Other researchers added,

Although both states are accompanied by sympathetic activation, challenge is characterized by improved cardiac efficiency and dilation of the peripheral vasculature, whereas threat decreases cardiac efficiency and constricts the vasculature in anticipation of damage or defeat. Commonly held beliefs suggest that arousal experienced during stress is bad, but sympathetic activation may actually be greater during approach-motivated challenge states than during threat states. 

Here’s how the process looks graphically:

Arousal reappraisal chart

Back to that speech… if you appraised the increased heart beat and flushing as a negative stress response, you’re likely to get nervous and set off a cascade a negative thoughts and feelings. If instead, you interpreted the arousal as your body preparing you for a higher level of performance, your confidence is likely to grow and you’ll ultimately perform better.

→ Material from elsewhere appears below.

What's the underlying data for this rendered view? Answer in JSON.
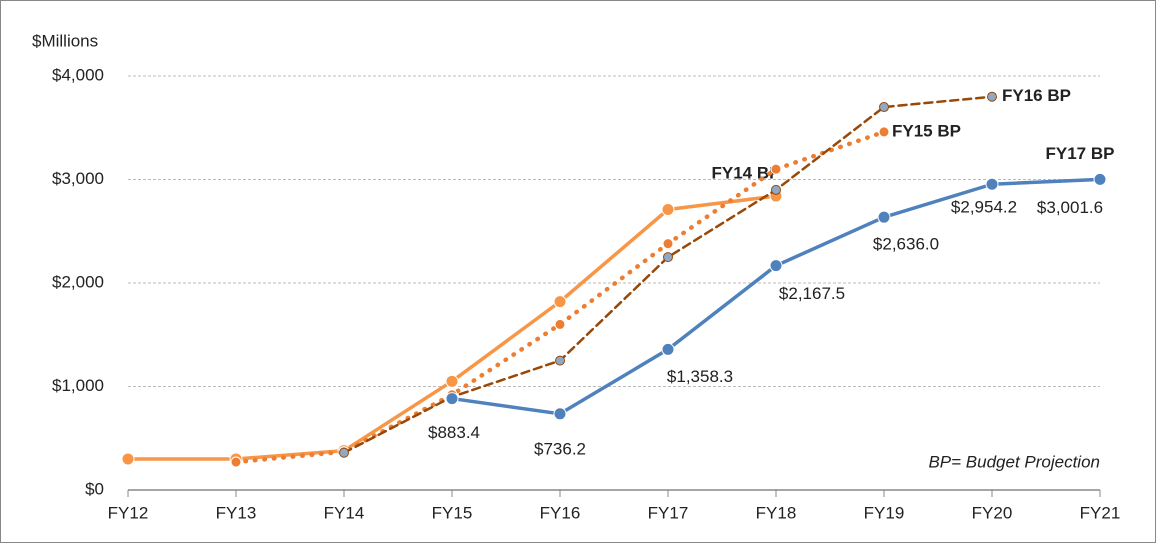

Arousal/ stress isn’t always bad. This study shows that seeing arousal in a positive light is likely to make you less stressed and will allow you to perform at a higher level.



Beltzer, Miranda L., et al. “Rethinking butterflies: The affective, physiological, and performance effects of reappraising arousal during social evaluation.”Emotion 14.4 (2014): 761.

Jamieson, Jeremy P., Matthew K. Nock, and Wendy Berry Mendes. “Mind over matter: reappraising arousal improves cardiovascular and cognitive responses to stress.” Journal of Experimental Psychology: General 141.3 (2012): 417.

Jamieson, Jeremy P., et al. “Turning the knots in your stomach into bows: Reappraising arousal improves performance on the GRE.” Journal of Experimental Social Psychology 46.1 (2010): 208-212.

Jamieson, Jeremy P., Wendy Berry Mendes, and Matthew K. Nock. “Improving acute stress responses the power of reappraisal.” Current Directions in Psychological Science 22.1 (2013): 51-56.